The boat’s 32 passengers’ cried out in alarm when the dog made the leap—right on top of the 12-foot shark. Tour boat captain Rebecca Lightbourn of Exuma Water Sports was able to capture the heart-stopping moment on video. 

Tourists watched the tense showdown as the dog and shark had a silent duel in the water, crying things like, “Stop going after it!” and “Oh my God!” Lightbourn, speaking to speaking to NBC News, noted that the dog “tried to take a chunk out of” the shark’s fin, but it was to no avail — the shark eventually swam off. 

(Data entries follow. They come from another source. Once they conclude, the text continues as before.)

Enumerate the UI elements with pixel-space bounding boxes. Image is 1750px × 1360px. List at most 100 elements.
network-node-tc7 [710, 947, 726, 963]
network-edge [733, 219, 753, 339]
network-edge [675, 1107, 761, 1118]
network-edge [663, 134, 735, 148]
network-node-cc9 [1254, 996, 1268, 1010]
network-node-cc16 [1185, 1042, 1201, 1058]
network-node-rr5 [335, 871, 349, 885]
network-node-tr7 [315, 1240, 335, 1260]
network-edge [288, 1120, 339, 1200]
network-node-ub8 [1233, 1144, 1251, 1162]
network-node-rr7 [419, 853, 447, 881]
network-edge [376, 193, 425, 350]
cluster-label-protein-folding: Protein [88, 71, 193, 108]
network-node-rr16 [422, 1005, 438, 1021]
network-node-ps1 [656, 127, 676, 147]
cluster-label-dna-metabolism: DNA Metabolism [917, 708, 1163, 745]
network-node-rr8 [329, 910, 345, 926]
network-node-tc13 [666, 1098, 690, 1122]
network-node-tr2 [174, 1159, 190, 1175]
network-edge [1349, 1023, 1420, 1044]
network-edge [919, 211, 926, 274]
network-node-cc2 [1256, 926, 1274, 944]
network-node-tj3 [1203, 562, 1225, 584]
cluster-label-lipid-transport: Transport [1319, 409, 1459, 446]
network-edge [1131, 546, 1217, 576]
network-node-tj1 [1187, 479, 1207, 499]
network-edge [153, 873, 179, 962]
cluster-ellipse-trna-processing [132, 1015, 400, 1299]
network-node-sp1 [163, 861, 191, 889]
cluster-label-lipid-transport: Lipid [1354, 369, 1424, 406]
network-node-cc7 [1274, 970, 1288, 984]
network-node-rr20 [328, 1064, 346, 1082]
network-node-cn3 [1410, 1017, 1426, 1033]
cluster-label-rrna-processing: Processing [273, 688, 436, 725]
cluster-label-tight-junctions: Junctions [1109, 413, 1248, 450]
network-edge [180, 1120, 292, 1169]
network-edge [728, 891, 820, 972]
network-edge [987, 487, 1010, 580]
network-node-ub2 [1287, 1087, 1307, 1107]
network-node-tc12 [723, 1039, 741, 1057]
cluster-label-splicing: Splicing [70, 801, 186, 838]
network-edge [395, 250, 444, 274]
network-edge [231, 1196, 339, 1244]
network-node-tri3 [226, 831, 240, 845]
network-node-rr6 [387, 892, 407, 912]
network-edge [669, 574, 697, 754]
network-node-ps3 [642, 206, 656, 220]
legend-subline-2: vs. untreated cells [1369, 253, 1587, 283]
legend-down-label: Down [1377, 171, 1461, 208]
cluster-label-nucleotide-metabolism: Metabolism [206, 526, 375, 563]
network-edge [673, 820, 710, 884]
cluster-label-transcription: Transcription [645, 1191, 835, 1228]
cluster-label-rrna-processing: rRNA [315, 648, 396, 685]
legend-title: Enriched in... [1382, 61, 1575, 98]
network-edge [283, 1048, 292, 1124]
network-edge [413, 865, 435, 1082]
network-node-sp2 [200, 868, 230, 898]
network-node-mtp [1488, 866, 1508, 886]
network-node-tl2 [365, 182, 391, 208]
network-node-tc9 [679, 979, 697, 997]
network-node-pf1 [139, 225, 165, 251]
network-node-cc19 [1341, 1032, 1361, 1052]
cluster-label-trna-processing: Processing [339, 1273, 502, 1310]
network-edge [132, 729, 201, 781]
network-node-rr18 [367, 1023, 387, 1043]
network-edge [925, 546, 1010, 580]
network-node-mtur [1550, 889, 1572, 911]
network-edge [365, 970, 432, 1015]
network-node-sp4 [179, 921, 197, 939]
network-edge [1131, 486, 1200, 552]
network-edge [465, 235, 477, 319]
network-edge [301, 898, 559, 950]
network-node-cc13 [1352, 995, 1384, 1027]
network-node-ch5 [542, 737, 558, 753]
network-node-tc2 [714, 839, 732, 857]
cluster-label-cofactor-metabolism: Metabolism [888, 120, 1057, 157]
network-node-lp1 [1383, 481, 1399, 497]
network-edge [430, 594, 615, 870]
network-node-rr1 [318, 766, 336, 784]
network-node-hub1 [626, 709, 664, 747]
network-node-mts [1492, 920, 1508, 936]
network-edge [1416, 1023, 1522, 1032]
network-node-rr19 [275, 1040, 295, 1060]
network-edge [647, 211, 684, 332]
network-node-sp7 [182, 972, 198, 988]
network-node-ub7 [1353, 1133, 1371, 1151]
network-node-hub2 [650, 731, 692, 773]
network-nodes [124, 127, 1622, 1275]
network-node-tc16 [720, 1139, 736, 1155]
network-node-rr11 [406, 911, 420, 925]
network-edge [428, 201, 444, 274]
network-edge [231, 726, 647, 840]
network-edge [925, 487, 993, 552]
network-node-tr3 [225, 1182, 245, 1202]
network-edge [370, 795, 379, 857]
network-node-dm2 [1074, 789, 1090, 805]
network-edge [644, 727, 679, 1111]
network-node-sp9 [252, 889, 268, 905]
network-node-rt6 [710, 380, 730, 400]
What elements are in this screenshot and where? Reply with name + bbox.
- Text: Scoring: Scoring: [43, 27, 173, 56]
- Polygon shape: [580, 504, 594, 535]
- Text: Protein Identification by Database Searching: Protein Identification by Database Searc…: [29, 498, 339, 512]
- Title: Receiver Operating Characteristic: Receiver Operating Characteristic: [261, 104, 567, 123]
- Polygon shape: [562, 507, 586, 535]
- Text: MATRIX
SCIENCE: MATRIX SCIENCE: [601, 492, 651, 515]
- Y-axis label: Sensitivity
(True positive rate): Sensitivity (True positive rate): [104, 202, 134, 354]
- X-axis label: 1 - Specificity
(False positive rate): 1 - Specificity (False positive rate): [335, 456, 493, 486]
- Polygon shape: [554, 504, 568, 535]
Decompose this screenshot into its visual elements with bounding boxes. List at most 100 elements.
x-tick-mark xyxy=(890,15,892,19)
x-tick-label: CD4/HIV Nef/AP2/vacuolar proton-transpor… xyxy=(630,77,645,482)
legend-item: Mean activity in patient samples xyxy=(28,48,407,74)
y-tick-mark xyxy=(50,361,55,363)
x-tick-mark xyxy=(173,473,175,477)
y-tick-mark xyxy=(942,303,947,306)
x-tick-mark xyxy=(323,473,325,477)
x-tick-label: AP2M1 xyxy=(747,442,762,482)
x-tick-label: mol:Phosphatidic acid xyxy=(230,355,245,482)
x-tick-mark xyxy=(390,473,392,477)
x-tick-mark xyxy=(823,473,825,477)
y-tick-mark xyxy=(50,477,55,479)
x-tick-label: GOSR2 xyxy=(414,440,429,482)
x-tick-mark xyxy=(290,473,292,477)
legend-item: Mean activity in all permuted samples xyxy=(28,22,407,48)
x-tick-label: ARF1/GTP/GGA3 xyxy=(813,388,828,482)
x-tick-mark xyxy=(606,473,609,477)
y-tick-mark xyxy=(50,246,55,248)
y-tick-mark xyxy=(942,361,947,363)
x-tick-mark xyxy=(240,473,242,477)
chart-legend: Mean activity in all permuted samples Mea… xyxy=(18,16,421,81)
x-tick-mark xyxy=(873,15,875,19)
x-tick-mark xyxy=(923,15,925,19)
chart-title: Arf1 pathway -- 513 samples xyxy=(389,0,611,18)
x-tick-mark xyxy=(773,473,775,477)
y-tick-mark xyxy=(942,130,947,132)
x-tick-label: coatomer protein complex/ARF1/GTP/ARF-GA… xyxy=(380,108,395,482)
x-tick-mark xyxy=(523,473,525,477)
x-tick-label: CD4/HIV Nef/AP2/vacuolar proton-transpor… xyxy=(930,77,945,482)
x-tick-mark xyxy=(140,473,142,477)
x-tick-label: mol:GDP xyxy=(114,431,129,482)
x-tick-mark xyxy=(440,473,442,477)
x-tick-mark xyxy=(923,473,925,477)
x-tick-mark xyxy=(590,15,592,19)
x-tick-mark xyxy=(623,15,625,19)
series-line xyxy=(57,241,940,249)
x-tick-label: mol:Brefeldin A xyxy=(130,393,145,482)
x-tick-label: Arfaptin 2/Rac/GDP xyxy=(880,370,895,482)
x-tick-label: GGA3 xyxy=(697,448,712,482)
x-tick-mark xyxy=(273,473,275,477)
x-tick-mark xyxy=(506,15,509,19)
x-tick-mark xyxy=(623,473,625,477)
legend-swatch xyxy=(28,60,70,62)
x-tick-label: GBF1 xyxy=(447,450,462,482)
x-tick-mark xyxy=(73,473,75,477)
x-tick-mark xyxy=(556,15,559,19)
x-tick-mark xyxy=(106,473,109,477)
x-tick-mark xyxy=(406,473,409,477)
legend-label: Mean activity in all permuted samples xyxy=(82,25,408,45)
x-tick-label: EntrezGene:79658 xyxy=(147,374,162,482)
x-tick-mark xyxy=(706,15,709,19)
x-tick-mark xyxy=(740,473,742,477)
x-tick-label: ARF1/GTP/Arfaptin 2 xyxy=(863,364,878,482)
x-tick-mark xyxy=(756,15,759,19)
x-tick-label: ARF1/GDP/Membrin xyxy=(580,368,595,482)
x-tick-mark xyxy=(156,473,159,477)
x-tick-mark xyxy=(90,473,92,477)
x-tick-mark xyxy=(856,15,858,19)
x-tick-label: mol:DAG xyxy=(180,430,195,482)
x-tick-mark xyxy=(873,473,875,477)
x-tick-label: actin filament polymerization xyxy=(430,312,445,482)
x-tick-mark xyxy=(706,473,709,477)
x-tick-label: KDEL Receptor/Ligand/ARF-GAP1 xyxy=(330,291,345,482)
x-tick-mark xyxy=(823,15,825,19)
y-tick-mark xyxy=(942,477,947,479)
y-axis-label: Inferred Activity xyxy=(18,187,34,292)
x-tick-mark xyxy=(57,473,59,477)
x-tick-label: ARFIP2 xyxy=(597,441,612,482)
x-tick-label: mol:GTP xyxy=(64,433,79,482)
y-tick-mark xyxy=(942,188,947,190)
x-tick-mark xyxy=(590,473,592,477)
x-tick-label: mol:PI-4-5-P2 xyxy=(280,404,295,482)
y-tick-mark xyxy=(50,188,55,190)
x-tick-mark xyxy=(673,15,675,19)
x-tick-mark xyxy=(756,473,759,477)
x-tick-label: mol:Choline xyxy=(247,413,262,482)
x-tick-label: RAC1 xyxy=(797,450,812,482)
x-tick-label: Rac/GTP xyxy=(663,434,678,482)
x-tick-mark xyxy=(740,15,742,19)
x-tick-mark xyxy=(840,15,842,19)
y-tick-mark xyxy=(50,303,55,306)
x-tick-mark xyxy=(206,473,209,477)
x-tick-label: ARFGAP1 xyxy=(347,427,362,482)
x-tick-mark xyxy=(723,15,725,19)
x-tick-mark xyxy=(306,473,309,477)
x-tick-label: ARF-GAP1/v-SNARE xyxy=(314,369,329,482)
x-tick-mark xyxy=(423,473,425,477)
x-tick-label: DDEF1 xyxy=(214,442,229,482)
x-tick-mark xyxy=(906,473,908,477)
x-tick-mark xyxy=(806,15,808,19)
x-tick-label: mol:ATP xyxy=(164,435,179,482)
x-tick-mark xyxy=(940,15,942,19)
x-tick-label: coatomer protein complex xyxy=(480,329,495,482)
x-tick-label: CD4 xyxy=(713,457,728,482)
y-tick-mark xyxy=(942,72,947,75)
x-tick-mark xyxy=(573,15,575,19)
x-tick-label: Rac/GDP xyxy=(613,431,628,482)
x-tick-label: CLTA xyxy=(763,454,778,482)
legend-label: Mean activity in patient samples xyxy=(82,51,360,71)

After the shark swam away, the tourists were pleased to see that there had been no injuries. Lightbourn told Fox 13 News that the dog could usually be seen running along the shore in a bid to greet passengers at that point in the tour, but had never attempted such a stunt.

“I guess this time the dog decided he wanted to protect his house or play with a really big fish in the water, so he went after it,” Lightbourn told the outlet. 

It’s quite rare for dogs to stand their ground against sharks, but there have been several documented cases where canine companions went toe to toe (or paw to fin?) against sharks that had gotten too close to their owners. 

In November 2020, an Australian kelpie named Tilly jumped into the water when a shark got too close to its owner. Acccording to the Daily Mail, it “leaped” toward the shark, eventually swimming into deeper waters until it was sure the predator had retreated. Another Fox News report tells of an Australian dog swimming after and then “kissing” a whale shark. 

Luckily, most sharks tend to avoid people — and dogs — in the first place. But if you happen to have a furry friend whose bark is worse than her bite, it’s probably a good idea to try and keep her from swimming out to square up against a shark if you can help it.